By Komson Silapachai
1. The Focus Has Shifted to Long-Term Interest Rates. After being in the driver’s seat for much of the year, short-term rates have largely been stable since July, while longer-term yields have shot higher due to concerns around rising term premium due to increased bond issuance.
2. Issuance Concerns Have Abated but Deficit Overhang Remains. While the main story in rates has centered around fears of increased bond issuance, the Treasury’s most recent quarterly projections were less than forecasters had expected, which provided relief for financial assets. The structural issue of fiscal sustainability remains, as the Federal Budget surplus stands at 6% of GDP, which is elevated outside of crisis periods, let alone during an economic expansion.
3. The Latest CPI Report Surprised to the Downside. October’s inflation showed signs of cooling, with core CPI rising by 0.23% versus expectations of 0.3%. The annual rate of core CPI now stands at 4%, down from 4.1% in September. Components were largely softer across the board, with owner’s equivalent rent decelerating after a sharp increase last month. Core Services were softer than expectations nearly across the board. Fears of a resumption of Fed hikes in December were all but eliminated while the market focused on the timing of the next interest rate cuts.

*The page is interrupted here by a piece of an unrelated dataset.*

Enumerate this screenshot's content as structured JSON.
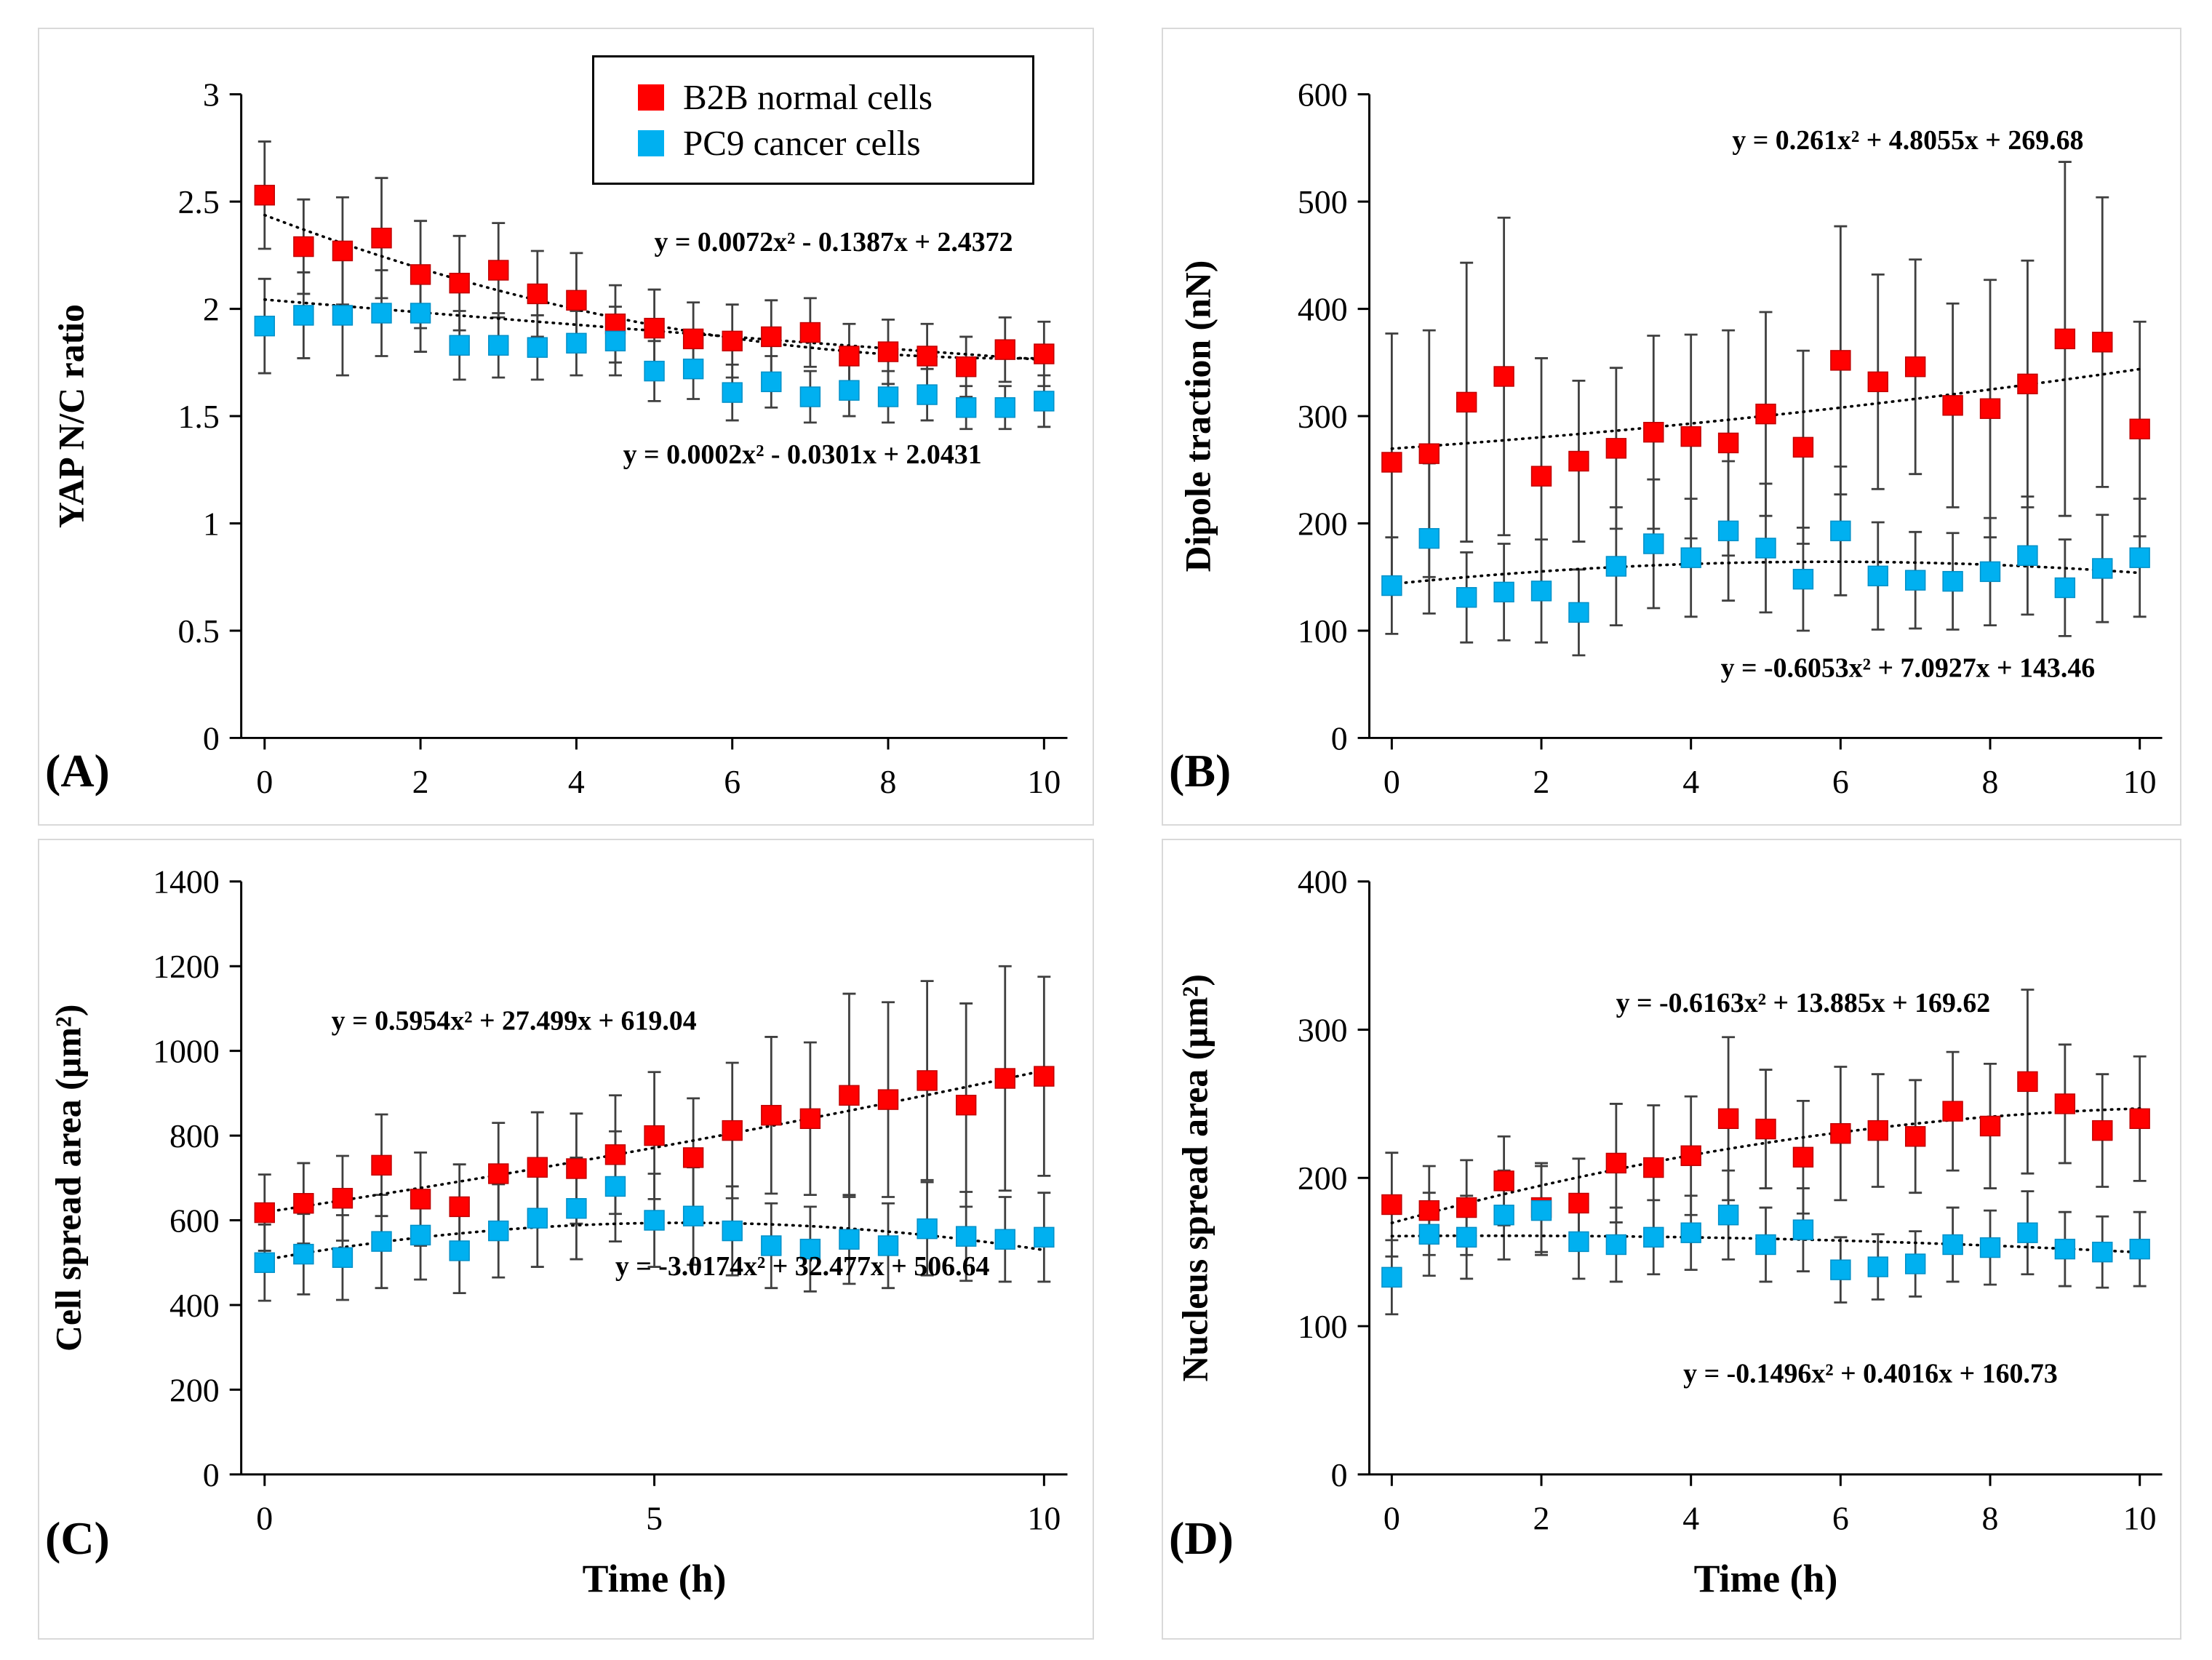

4. Rate Cuts Expected in 1H 2024. Interest rate markets priced in rate cuts starting in the first half of 2024, with a 30% probability that a rate cut could be coming in March. Given the level of inflation, which is well above the Fed’s target, we believe the bar is high for the Fed to cut rates in March, unless the labor market weakens sharply.
5. Labor Market Continuing to Slow. The labor market, which has been one of the most resilient areas of the economy, is continuing to cool, with the unemployment rate creeping higher to 3.9% and only 150k jobs added as of the November release. The evolution of labor markets in the next six months will be crucial to determining Fed policy and depth of any economic slowdown in the US.